Lowpass regularization: The smooth path of parameter changes empirically enhances the robustness and generalization of solutions.
Stability: Each parameter-change is the solution of a strongly convex quadratic subproblem. Provided the learning rate at each iteration is finite, this lowpass filter ensures bounded, well‑defined and stable parameter changes.

This makes the design of such practical stochastic graient learning algorithms, more principled, analyzable, and unifying across several methods.
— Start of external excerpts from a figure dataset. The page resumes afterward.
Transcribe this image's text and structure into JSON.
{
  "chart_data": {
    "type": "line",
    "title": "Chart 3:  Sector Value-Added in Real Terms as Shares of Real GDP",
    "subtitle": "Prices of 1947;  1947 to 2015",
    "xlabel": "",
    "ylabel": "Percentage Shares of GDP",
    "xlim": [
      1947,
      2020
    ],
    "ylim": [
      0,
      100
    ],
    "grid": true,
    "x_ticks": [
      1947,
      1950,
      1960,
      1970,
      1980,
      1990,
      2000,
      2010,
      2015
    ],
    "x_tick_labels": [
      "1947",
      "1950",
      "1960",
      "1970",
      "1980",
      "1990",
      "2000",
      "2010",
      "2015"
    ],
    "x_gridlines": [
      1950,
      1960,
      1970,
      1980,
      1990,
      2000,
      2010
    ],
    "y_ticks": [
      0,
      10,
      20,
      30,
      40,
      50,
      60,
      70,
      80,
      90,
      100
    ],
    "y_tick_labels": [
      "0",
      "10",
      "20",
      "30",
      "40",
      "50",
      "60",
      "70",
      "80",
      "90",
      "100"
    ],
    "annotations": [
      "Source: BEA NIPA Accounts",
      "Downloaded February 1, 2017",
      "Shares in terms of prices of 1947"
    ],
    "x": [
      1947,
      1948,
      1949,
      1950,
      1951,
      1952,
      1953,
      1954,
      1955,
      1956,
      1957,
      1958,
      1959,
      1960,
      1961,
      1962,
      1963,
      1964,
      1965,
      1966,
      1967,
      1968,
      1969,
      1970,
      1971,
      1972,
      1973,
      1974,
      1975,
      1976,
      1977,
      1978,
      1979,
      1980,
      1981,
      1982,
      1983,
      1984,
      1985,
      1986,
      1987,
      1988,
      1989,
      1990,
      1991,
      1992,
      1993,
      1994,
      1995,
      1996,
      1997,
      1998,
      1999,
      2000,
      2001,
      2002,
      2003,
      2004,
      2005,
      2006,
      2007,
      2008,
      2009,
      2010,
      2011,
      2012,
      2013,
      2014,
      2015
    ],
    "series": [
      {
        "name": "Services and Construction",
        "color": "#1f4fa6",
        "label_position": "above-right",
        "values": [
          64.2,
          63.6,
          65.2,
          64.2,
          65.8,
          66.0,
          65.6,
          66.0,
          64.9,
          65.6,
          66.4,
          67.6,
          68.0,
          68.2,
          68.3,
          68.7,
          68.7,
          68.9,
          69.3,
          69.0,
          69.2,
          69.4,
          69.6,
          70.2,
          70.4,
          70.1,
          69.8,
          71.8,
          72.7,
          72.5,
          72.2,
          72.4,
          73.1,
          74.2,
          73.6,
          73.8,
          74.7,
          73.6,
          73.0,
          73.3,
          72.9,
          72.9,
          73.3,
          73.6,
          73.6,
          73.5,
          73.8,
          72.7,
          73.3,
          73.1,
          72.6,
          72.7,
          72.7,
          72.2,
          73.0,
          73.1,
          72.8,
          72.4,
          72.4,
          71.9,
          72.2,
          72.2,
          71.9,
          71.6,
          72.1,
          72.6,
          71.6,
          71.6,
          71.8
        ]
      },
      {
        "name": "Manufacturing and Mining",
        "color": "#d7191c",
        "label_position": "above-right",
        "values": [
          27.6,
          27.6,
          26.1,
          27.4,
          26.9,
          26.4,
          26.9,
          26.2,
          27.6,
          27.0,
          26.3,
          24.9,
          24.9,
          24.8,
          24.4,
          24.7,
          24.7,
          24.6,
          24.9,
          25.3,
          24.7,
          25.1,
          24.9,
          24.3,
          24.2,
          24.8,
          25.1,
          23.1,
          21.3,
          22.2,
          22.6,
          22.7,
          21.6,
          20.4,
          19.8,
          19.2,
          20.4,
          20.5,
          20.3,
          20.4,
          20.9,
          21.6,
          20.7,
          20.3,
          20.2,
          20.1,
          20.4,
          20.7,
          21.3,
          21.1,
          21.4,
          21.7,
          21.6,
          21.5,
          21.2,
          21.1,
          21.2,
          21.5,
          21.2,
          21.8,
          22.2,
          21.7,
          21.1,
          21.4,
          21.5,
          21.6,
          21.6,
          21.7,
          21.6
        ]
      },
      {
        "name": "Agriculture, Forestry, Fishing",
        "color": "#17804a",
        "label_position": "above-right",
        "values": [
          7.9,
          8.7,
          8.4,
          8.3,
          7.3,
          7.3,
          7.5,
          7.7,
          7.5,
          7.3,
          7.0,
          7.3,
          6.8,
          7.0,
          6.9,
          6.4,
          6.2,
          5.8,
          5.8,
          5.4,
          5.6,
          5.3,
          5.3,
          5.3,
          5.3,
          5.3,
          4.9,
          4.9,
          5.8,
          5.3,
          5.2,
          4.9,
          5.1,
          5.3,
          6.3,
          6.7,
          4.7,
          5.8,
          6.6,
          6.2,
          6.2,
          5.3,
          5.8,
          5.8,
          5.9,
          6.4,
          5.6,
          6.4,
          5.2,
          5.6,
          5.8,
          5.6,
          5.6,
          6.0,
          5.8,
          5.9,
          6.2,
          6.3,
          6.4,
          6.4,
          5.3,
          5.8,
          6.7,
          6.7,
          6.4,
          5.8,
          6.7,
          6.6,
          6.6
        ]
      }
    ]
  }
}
Stability Conditions and Transient Behavior

As stated, the overall filtered SGM dynamics is \(\boxed{\state{\Delta\mathbf{w}[t+1, i]} = \filter{\beta}\,\gain{r[t, i]}\cdot\state{\Delta\mathbf{w}[t,i]} + \filter{\eta}\,\gain{\alpha[t,i]}\cdot \input{\mathbf{e}[t,i]}}\)

The lowpass pole \(\filter{\beta}\) and learning-rate ratio \(r[t,i]\) shape both the the low-frequency properties of the filter (response to slow-changing inputs), and exponential stability margin of the system \(\lvert \filter{\beta^{-1}}\gain{ r[t,i]} \rvert < 1\).

Together, \(\filter{\beta}\) and \(\gain{\alpha[t,i]}\) shape how quickly and smoothly the learning dynamics settle into steady-state.
If selected properly, they ensure bounded and convergent behavior over time.

For BIBO stability, and uniform exponential stability (boundedness and asymptotic behavior of the trajectory solution): the necessary and sufficient conditions are: \(0 < \filter{\beta} < 1\), and \(\sup_t \gain{\alpha[t,i]} < \infty\). Ensures a bounded input \(\input{\mathbf{e}[t,i]}\) leads to a bounded trajectory output \(\state{\Delta\mathbf{w}[t+1, i]}\).

In addition, if \(0 < \filter{\beta} < 1\) to improve exponential stability, we need \(\gain{\digamma[t]} \to 0\) as \(t \to \infty\), hich imply both \(\gain{r[t]} \to 0\) and \(\gain{\alpha[t]} \to 0\). This explains why learning-rate annealing is important.